AfghanistanSpecial Reports

Inconsideration of the Turkish Government towards Afghan Journalists

Karima Muradi

Bayan News – The collapse of the Afghan Republic on August 15, 2021, has created numerous challenges among the people of Afghanistan, with the most significant challenge being the renewed displacement of the population who left Afghanistan for various reasons in search of a safe and reliable haven.

Amongst these challenges, the fall of the republic has particularly affected media personnel and journalists. Hundreds of visual, print, and audio media outlets ceased operations, and their employees either resigned or resorted to dangerous and illegal migration.

Most media personnel and journalists attempted to reach European and Western countries by way of Turkey, seeking access to Europe and the West through smuggling routes. However, living conditions and the process of seeking asylum in Turkey are difficult and challenging.

Bashir Ataie, an Afghan journalist who legally entered Turkey in 2022, has faced significant indifference from the Turkish government. He expected to be welcomed as a journalist by the Turkish government, but not only were his expectations unmet, but his fellow colleagues also faced inconsideration from the Turkish government.

Ataie explains, “The problems I encountered in Turkey were, firstly, I entered Turkey legally and had the right to apply for residency and exercise my rights; however, after three months, the Turkish government gave me a negative answer and I was forced to leave Turkey within ten days.”

He explicitly adds that he has chosen options for leaving Turkey. First, to return to Afghanistan; second, to continue living illegally in Turkey, where there is constant risk of arrest; and third, to choose the smuggling route towards Europe.

This Afghan journalist states that he was detained by the Turkish police in 2022 and transferred to one of the camps, which, according to Ataie’s belief, is worse than a prison.

According to Ataie, after two days, the Turkish police carry out the deportation process without asking whether he is willing to return to Afghanistan or not. He is forced to sign the deportation documents.

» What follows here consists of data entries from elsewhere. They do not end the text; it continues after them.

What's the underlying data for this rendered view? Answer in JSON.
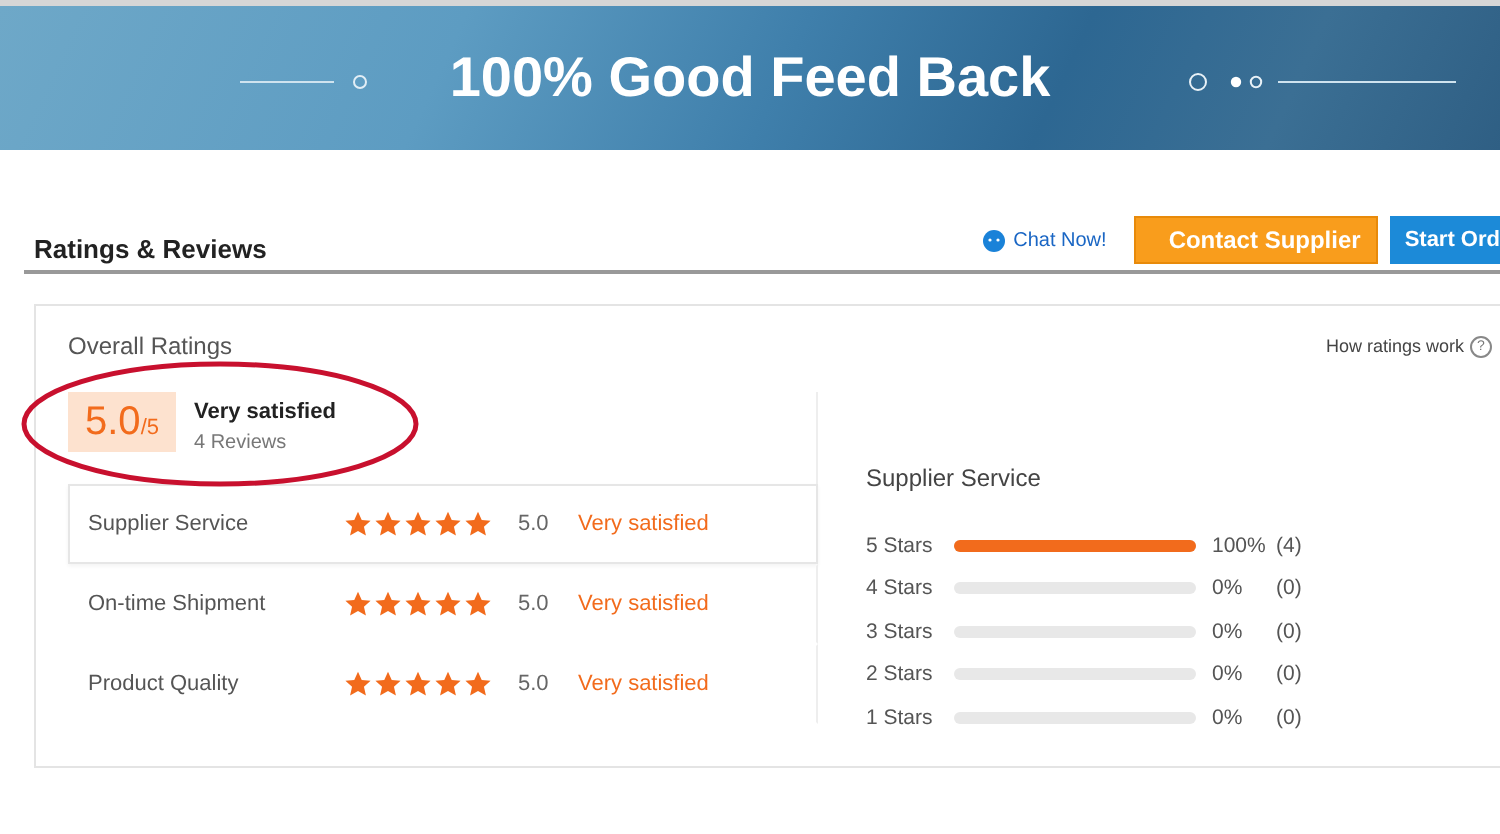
{
  "banner": {
    "title": "100% Good Feed Back"
  },
  "header": {
    "title": "Ratings & Reviews",
    "chat_link": "Chat Now!",
    "buttons": [
      {
        "label": "Contact Supplier",
        "kind": "contact"
      },
      {
        "label": "Start Ord",
        "kind": "order"
      }
    ]
  },
  "overall": {
    "title": "Overall Ratings",
    "help_link": "How ratings work",
    "help_icon": "?",
    "score": "5.0",
    "score_max": "/5",
    "verdict": "Very satisfied",
    "reviews": "4 Reviews"
  },
  "categories": [
    {
      "name": "Supplier Service",
      "stars": 5,
      "value": "5.0",
      "verdict": "Very satisfied",
      "selected": true
    },
    {
      "name": "On-time Shipment",
      "stars": 5,
      "value": "5.0",
      "verdict": "Very satisfied",
      "selected": false
    },
    {
      "name": "Product Quality",
      "stars": 5,
      "value": "5.0",
      "verdict": "Very satisfied",
      "selected": false
    }
  ],
  "distribution": {
    "title": "Supplier Service",
    "rows": [
      {
        "label": "5 Stars",
        "level": 1,
        "percent": "100%",
        "count": "(4)"
      },
      {
        "label": "4 Stars",
        "level": 0,
        "percent": "0%",
        "count": "(0)"
      },
      {
        "label": "3 Stars",
        "level": 0,
        "percent": "0%",
        "count": "(0)"
      },
      {
        "label": "2 Stars",
        "level": 0,
        "percent": "0%",
        "count": "(0)"
      },
      {
        "label": "1 Stars",
        "level": 0,
        "percent": "0%",
        "count": "(0)"
      }
    ]
  }
}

After signing the deportation documents, Ataie visits the Afghan Consulate in Turkey and manages to remove himself from the list of deportees to Afghanistan.

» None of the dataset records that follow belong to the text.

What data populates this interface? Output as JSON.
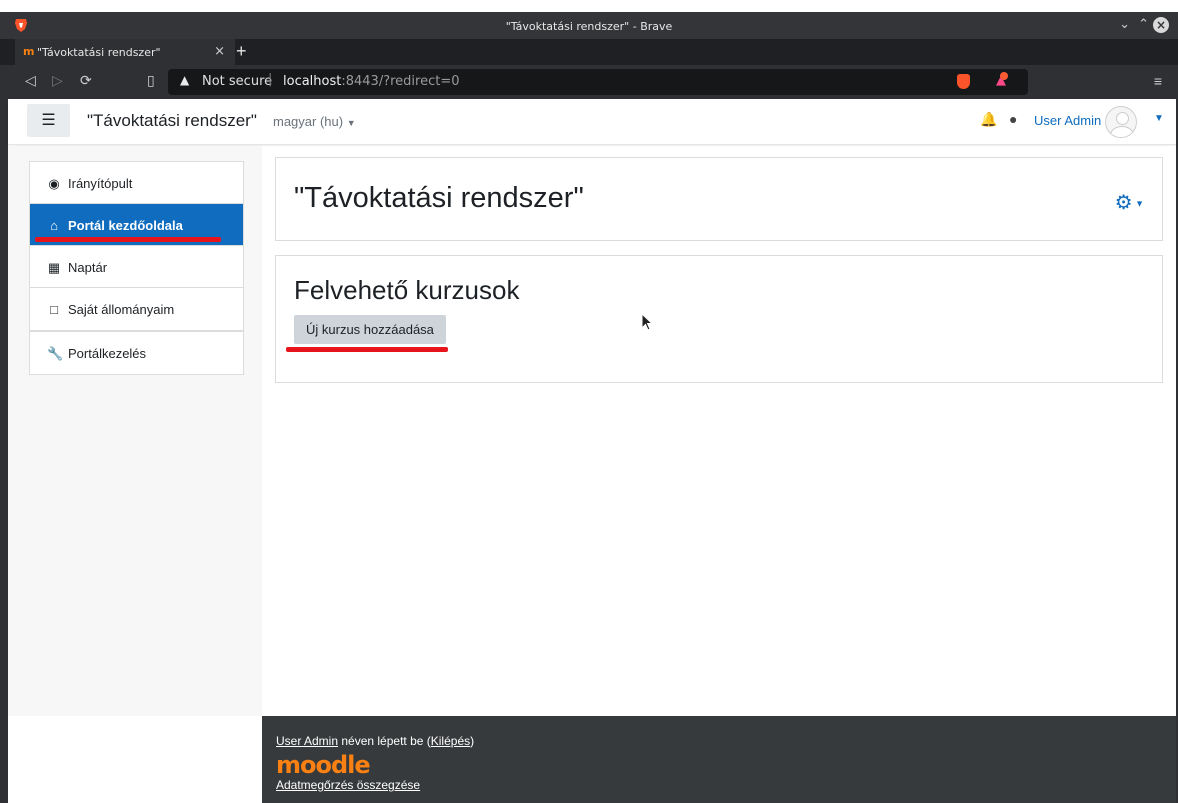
{
  "browser": {
    "window_title": "\"Távoktatási rendszer\" - Brave",
    "tab_title": "\"Távoktatási rendszer\"",
    "security_label": "Not secure",
    "url_host": "localhost",
    "url_path": ":8443/?redirect=0"
  },
  "navbar": {
    "site_name": "\"Távoktatási rendszer\"",
    "language": "magyar (hu)",
    "user_name": "User Admin"
  },
  "drawer": {
    "items": [
      {
        "label": "Irányítópult",
        "icon": "dashboard-icon"
      },
      {
        "label": "Portál kezdőoldala",
        "icon": "home-icon",
        "active": true
      },
      {
        "label": "Naptár",
        "icon": "calendar-icon"
      },
      {
        "label": "Saját állományaim",
        "icon": "file-icon"
      }
    ],
    "admin": {
      "label": "Portálkezelés",
      "icon": "wrench-icon"
    }
  },
  "main": {
    "page_title": "\"Távoktatási rendszer\"",
    "section_title": "Felvehető kurzusok",
    "add_course_button": "Új kurzus hozzáadása"
  },
  "footer": {
    "user_link": "User Admin",
    "logged_in_text": " néven lépett be (",
    "logout_link": "Kilépés",
    "logged_in_close": ")",
    "logo_text": "moodle",
    "privacy_link": "Adatmegőrzés összegzése"
  },
  "colors": {
    "primary": "#0f6cbf",
    "annotation_red": "#e8141b",
    "footer_bg": "#373a3c",
    "moodle_orange": "#f98012"
  }
}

He is then transferred to a camp in the city of Agadir, which is located on the border with Iran and Azerbaijan. Ataie describes it as worse than a prison. After spending 50 days there, he decides to embark on the smuggling route towards Europe.

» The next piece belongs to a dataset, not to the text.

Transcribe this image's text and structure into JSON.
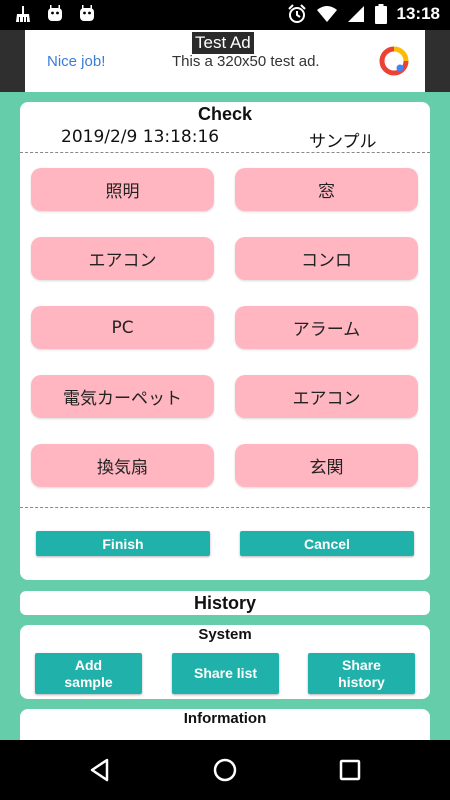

Before choosing the smuggling route towards Europe, this Afghan journalist considers the possibilities. First, if he is detained by the Turkish police, he will be directly deported to Afghanistan. Second, there is a chance of getting lost along the way, and third, there is the possibility of reaching Europe.

Ataie recounts his firsthand experiences of encountering corpses on the smuggling route that belonged to Afghans, with no one willing to question their fate. He also witnessed other individuals being detained by the Turkish police and directly sent to Afghanistan.

According to Ataie, Afghan journalists living in Turkey face numerous challenges, with the Turkish government showing no attention to their plight. This journalist states that the Turkish government treats Afghan refugees, especially journalists, in a manner that disregards any human values.

However, published reports indicate that in the past two years, the Turkish government has deported hundreds of Afghan refugees on special flights to Afghanistan. These refugees fled out of fear of the Taliban and sought a secure life, hoping to reach Europe.

Turkey, considered a semi-European country, is not committed to human rights values and the principle of non-refoulement. It expels individuals who may face life-threatening dangers.

In the midst of this, Turkey is not the only government deporting Afghan refugees. Neighboring countries such as Iran and Pakistan have also intensified the forced expulsion of Afghans.

The Pakistani government recently decided to deport Afghan individuals who entered the country illegally. These individuals include former Afghan government employees, human rights activists, and journalists who sought refuge in Pakistan due to threats from the Taliban.